The largest ones tend to present signal heterogeneity, with mild to moderate hypersignal on T2-weighted (Fig. 5), hyposignal on T1-weighted sequences, homogeneous or heterogeneous arterial contrast-enhancement (Fig. 6), late washout (Fig. 7), and possible development of a capsule (distinct characteristics depending upon the type of adenoma - inflammatory, beta catenin mutated or TCF1/HNF1alpha mutated). At the hepatobiliary phase, they appear hypointense to the surrounding parenchyma (Fig. 8) This is due to the smaller expression of OATP1 as well as their lack of biliary ducts which results in a deficiency in bilirubin and hepatobiliary contrast excretion.
Being able to differentiate between FNH and adenoma, especially when multiple and coexisting in the liver parenchyma is extremely important in order to limit the number of biopsies and to guide the surgical treatment, given adenoma’s risk of haemorrhage and malignant degeneration.
Hepatocellular Carcinoma
HCC is a malignant neoplasm with hepatocellular origin that has been proved to develop by a multistep carcinogenesis from a low grade dysplastic nodule to an overt HCC, in a progressive dedifferentiation and neoangiogenesis phenomena.
Classic MRI findings of HCC include slightly low signal intensity on T1-WI, tissular high signal intensity on T2-WI, increased heterogeneous arterial enhancement (Fig. 9), and washout with fibrous tumor capsule enhancement on the delayed phase (Fig. 10).
During the carcinogenesis process, there is a progressive decrease in the expression of the OATP 8 in the hepatocytes [3], which results in a non-uptake by malignant liver nodules that appear hypointense at the hepatobiliary phase. As such, hepatobiliary contrast uptake by HCC depends on its differentiation stage. Well-differentiated HCCs contain functioning hepatocytes and might show hepatobiliary contrast uptake. On the other hand, poorly-differentiated or undifferentiated hepatocarcinomas do not contain functioning hepatocytes and do not show hepatobiliary contrast uptake, remaining hypointense in relation to the surrounding parenchyma (Fig. 11).
Dysplastic nodules
As opposed to HCC, regenerative and low-grade dysplastic nodules show iso-enhancement to the surrounding liver parenchyma by presenting a preferentially portal vascularisation. High-grade dysplastic nodules classically present an iso to high signal on T1-WI (Fig. 12) and iso signal intensity on T2-WI. As they begin to lose portal vascularisation and start gaining abnormal arterial supplies, they may show intense early enhancement (Fig. 13) and fade to isointensity, but do not show washout (Fig. 14).
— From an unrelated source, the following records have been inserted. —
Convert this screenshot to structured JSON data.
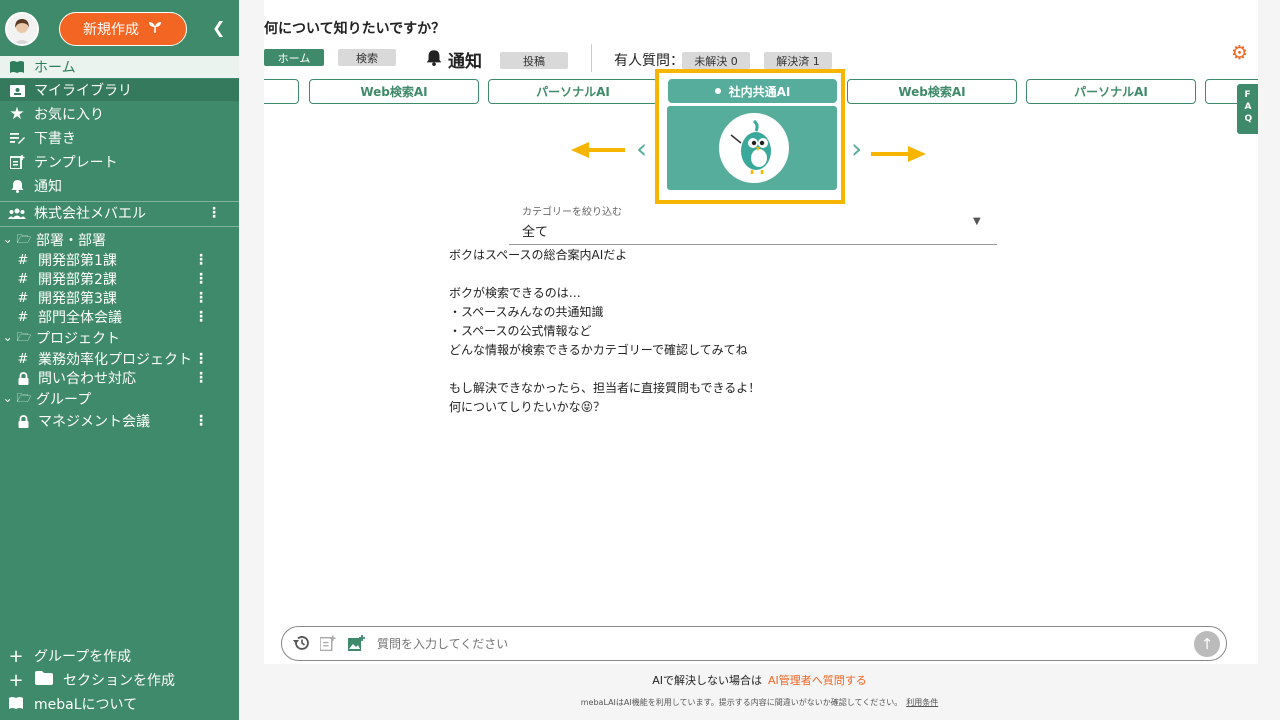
{
  "sidebar": {
    "new_button": "新規作成",
    "nav": [
      {
        "label": "ホーム",
        "icon": "book-icon"
      },
      {
        "label": "マイライブラリ",
        "icon": "library-icon"
      },
      {
        "label": "お気に入り",
        "icon": "star-icon"
      },
      {
        "label": "下書き",
        "icon": "draft-icon"
      },
      {
        "label": "テンプレート",
        "icon": "template-icon"
      },
      {
        "label": "通知",
        "icon": "bell-icon"
      }
    ],
    "org": "株式会社メバエル",
    "sections": [
      {
        "label": "部署・部署",
        "items": [
          "開発部第1課",
          "開発部第2課",
          "開発部第3課",
          "部門全体会議"
        ]
      },
      {
        "label": "プロジェクト",
        "items": [
          "業務効率化プロジェクト",
          "問い合わせ対応"
        ]
      },
      {
        "label": "グループ",
        "items": [
          "マネジメント会議"
        ]
      }
    ],
    "bottom": [
      "グループを作成",
      "セクションを作成",
      "mebaLについて"
    ]
  },
  "header": {
    "title": "何について知りたいですか？",
    "home_pill": "ホーム",
    "search_pill": "検索",
    "notify": "通知",
    "post_pill": "投稿",
    "question_label": "有人質問：",
    "unresolved": "未解決 0",
    "resolved": "解決済 1"
  },
  "tabs": [
    "Web検索AI",
    "パーソナルAI",
    "社内共通AI",
    "Web検索AI",
    "パーソナルAI"
  ],
  "faq": "FAQ",
  "category": {
    "label": "カテゴリーを絞り込む",
    "value": "全て"
  },
  "message": {
    "l1": "ボクはスペースの総合案内AIだよ",
    "l2": "ボクが検索できるのは…",
    "l3": "・スペースみんなの共通知識",
    "l4": "・スペースの公式情報など",
    "l5": "どんな情報が検索できるかカテゴリーで確認してみてね",
    "l6": "もし解決できなかったら、担当者に直接質問もできるよ！",
    "l7": "何についてしりたいかな😝？"
  },
  "input": {
    "placeholder": "質問を入力してください"
  },
  "footer": {
    "line1": "AIで解決しない場合は",
    "line1_link": "AI管理者へ質問する",
    "line2": "mebaLAIはAI機能を利用しています。提示する内容に間違いがないか確認してください。",
    "line2_link": "利用条件"
  },
  "colors": {
    "primary": "#3f8a6a",
    "accent": "#f26522",
    "highlight": "#f7b500",
    "card": "#57ad9b"
  }
}
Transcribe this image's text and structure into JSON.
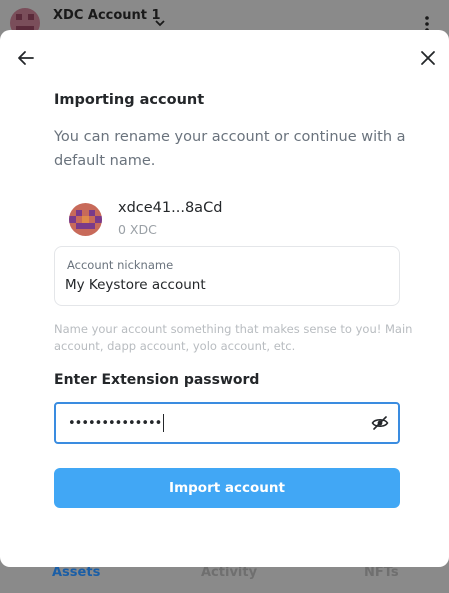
{
  "background": {
    "account_title": "XDC Account 1",
    "tabs": [
      {
        "label": "Assets",
        "active": true
      },
      {
        "label": "Activity",
        "active": false
      },
      {
        "label": "NFTs",
        "active": false
      }
    ]
  },
  "modal": {
    "title": "Importing account",
    "description": "You can rename your account or continue with a default name.",
    "account": {
      "address": "xdce41...8aCd",
      "balance": "0 XDC"
    },
    "nickname": {
      "label": "Account nickname",
      "value": "My Keystore account"
    },
    "hint": "Name your account something that makes sense to you! Main account, dapp account, yolo account, etc.",
    "password": {
      "label": "Enter Extension password",
      "masked_value": "••••••••••••••"
    },
    "import_button_label": "Import account"
  },
  "colors": {
    "accent": "#41a7f5",
    "focus_border": "#3a8ce0",
    "active_tab": "#1a5ea6"
  },
  "icons": [
    "back-arrow-icon",
    "close-icon",
    "eye-slash-icon",
    "chevron-down-icon",
    "kebab-menu-icon"
  ]
}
Regenerative and both low-grade and high-grade dysplastic nodules are composed of functioning hepatocytes, so they all present the same hepatobiliary contrast uptake as the surrounding parenchyma (Fig. 15).
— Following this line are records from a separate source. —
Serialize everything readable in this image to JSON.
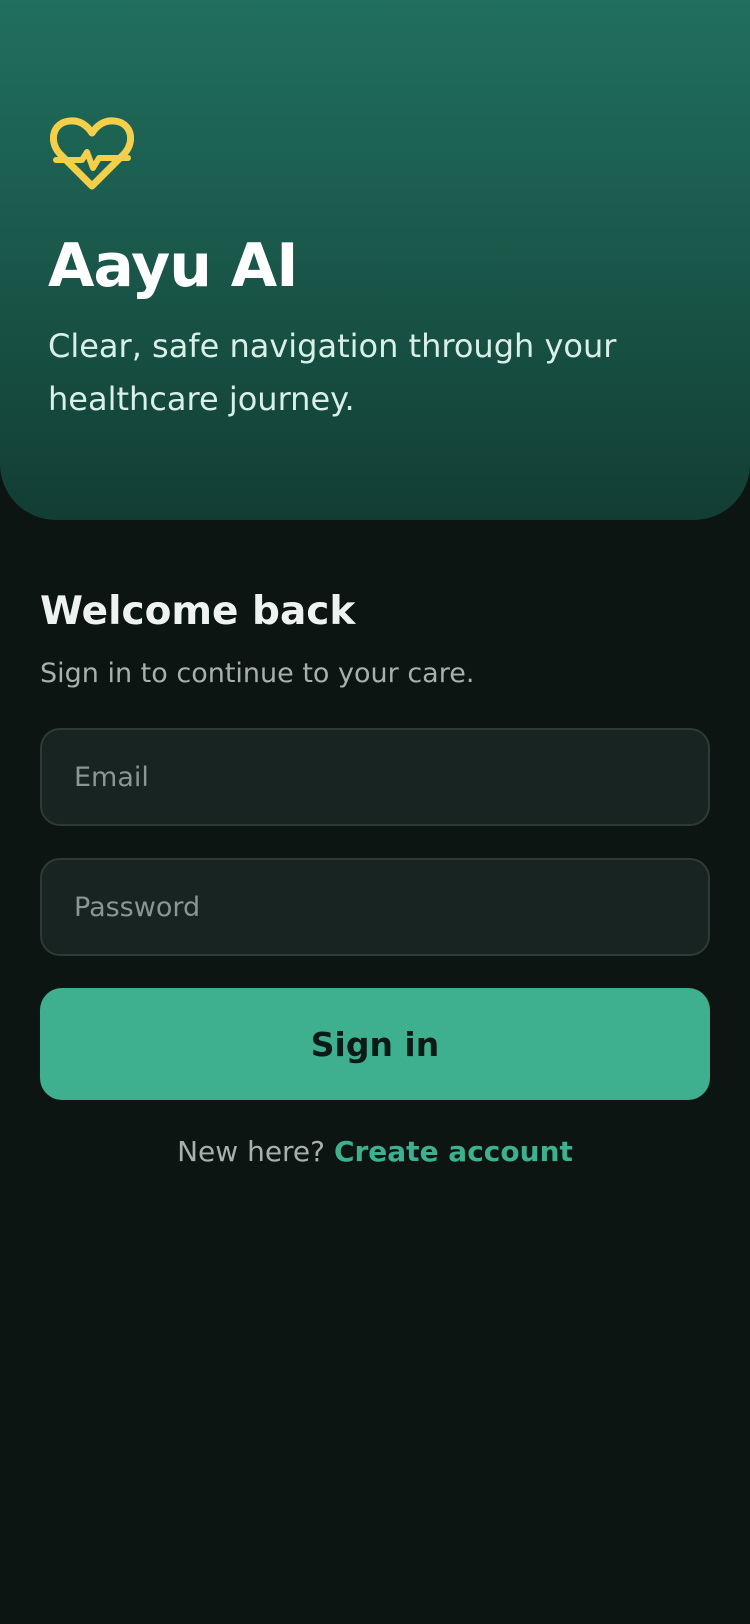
{
  "brand": {
    "icon": "heart-pulse-icon",
    "title": "Aayu AI",
    "tagline": "Clear, safe navigation through your healthcare journey."
  },
  "signin": {
    "heading": "Welcome back",
    "subtitle": "Sign in to continue to your care.",
    "email": {
      "value": "",
      "placeholder": "Email"
    },
    "password": {
      "value": "",
      "placeholder": "Password"
    },
    "button_label": "Sign in",
    "signup_prompt": "New here?",
    "signup_link": "Create account"
  },
  "colors": {
    "background": "#0d1513",
    "hero_top": "#216f5e",
    "hero_bottom": "#123d34",
    "accent": "#3eb08f",
    "brand_icon": "#f3cf4a",
    "field_background": "#172421"
  }
}
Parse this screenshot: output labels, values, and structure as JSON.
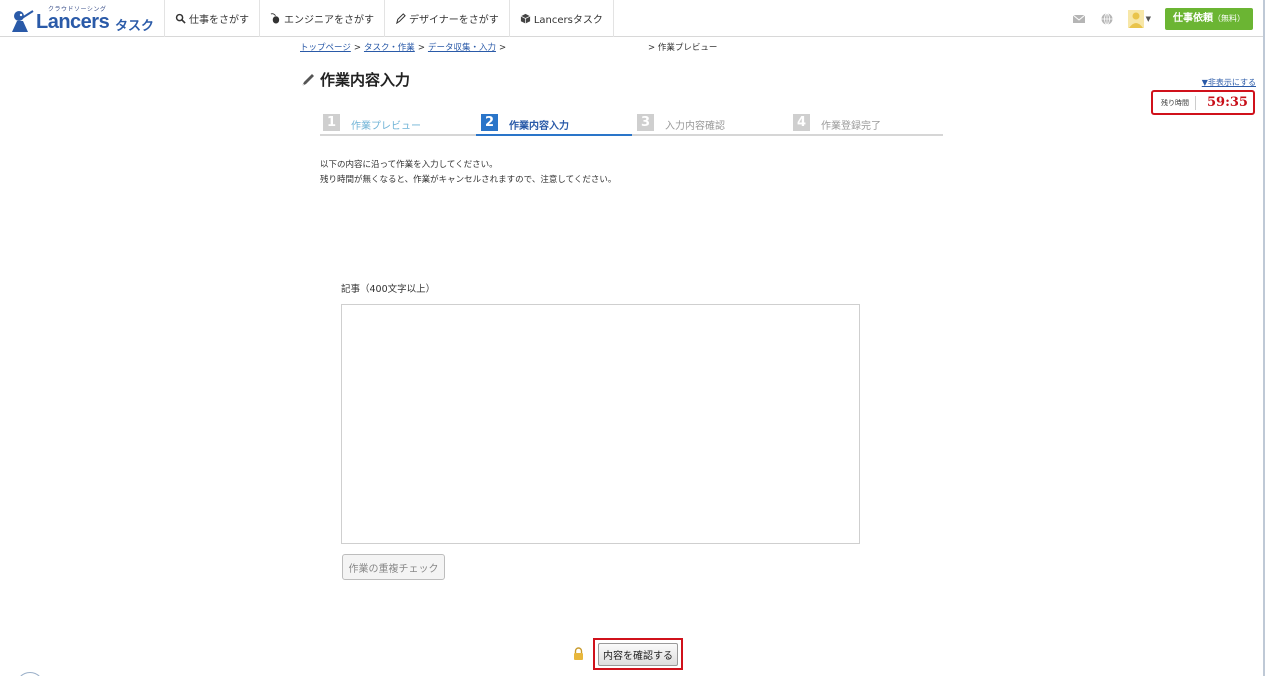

Patients with the diagnosis of high-grade dysplastic nodules are at higher risk of developing HCC and should have closer follow-up MRI.
Metastasis
On MRI, hepatic metastases have variable appearances depending on the primary tumor.
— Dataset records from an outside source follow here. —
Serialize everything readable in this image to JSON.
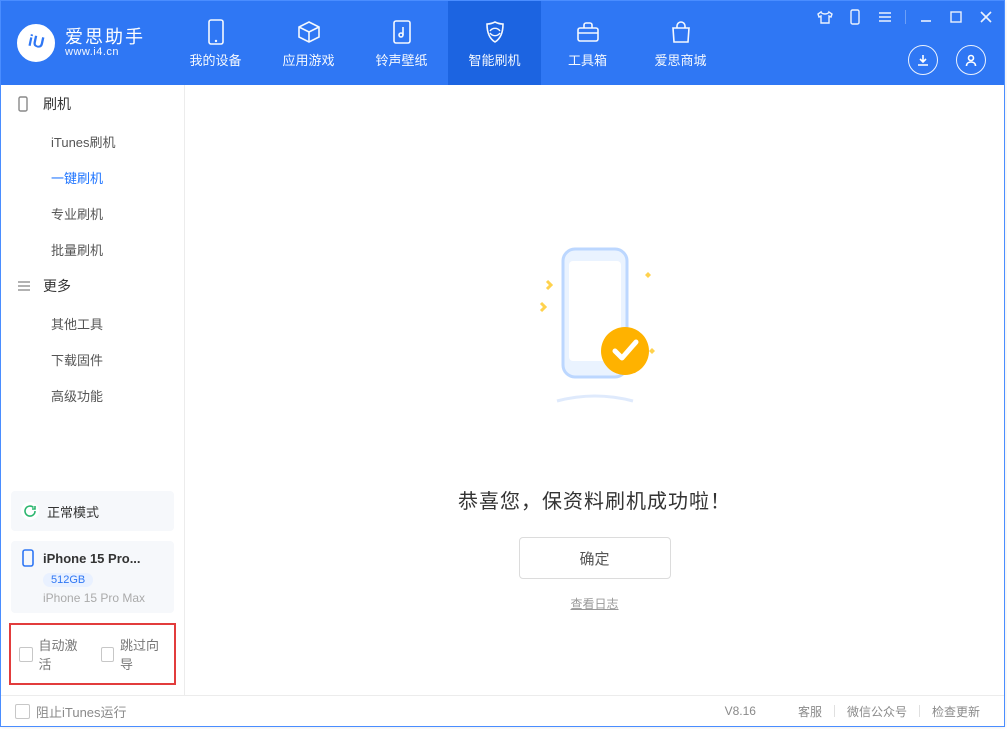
{
  "brand": {
    "name": "爱思助手",
    "url": "www.i4.cn",
    "logo_text": "iU"
  },
  "top_tabs": [
    {
      "icon": "device",
      "label": "我的设备"
    },
    {
      "icon": "cube",
      "label": "应用游戏"
    },
    {
      "icon": "music",
      "label": "铃声壁纸"
    },
    {
      "icon": "shield",
      "label": "智能刷机"
    },
    {
      "icon": "toolbox",
      "label": "工具箱"
    },
    {
      "icon": "store",
      "label": "爱思商城"
    }
  ],
  "active_tab_index": 3,
  "sidebar": {
    "groups": [
      {
        "title": "刷机",
        "icon": "phone",
        "items": [
          "iTunes刷机",
          "一键刷机",
          "专业刷机",
          "批量刷机"
        ],
        "active_index": 1
      },
      {
        "title": "更多",
        "icon": "list",
        "items": [
          "其他工具",
          "下载固件",
          "高级功能"
        ],
        "active_index": -1
      }
    ],
    "mode_status": "正常模式",
    "device": {
      "name": "iPhone 15 Pro...",
      "capacity": "512GB",
      "full": "iPhone 15 Pro Max"
    },
    "options": {
      "auto_activate": "自动激活",
      "skip_wizard": "跳过向导"
    }
  },
  "main": {
    "success_text": "恭喜您，保资料刷机成功啦！",
    "ok_button": "确定",
    "view_log": "查看日志"
  },
  "footer": {
    "block_itunes": "阻止iTunes运行",
    "version": "V8.16",
    "links": [
      "客服",
      "微信公众号",
      "检查更新"
    ]
  }
}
As metastatic tumors do not contain functioning hepatocytes or biliary ducts, they do not show contrast uptake during the hepatobiliary phase, resulting in a high contrast between enhancing liver tissue and metastases (Fig. 16).
Hepatobiliary contrast increases MRI’s sensitivity to detect liver hypo- and hyper vascular metastasis (Fig. 17), particularly the small-sized ones.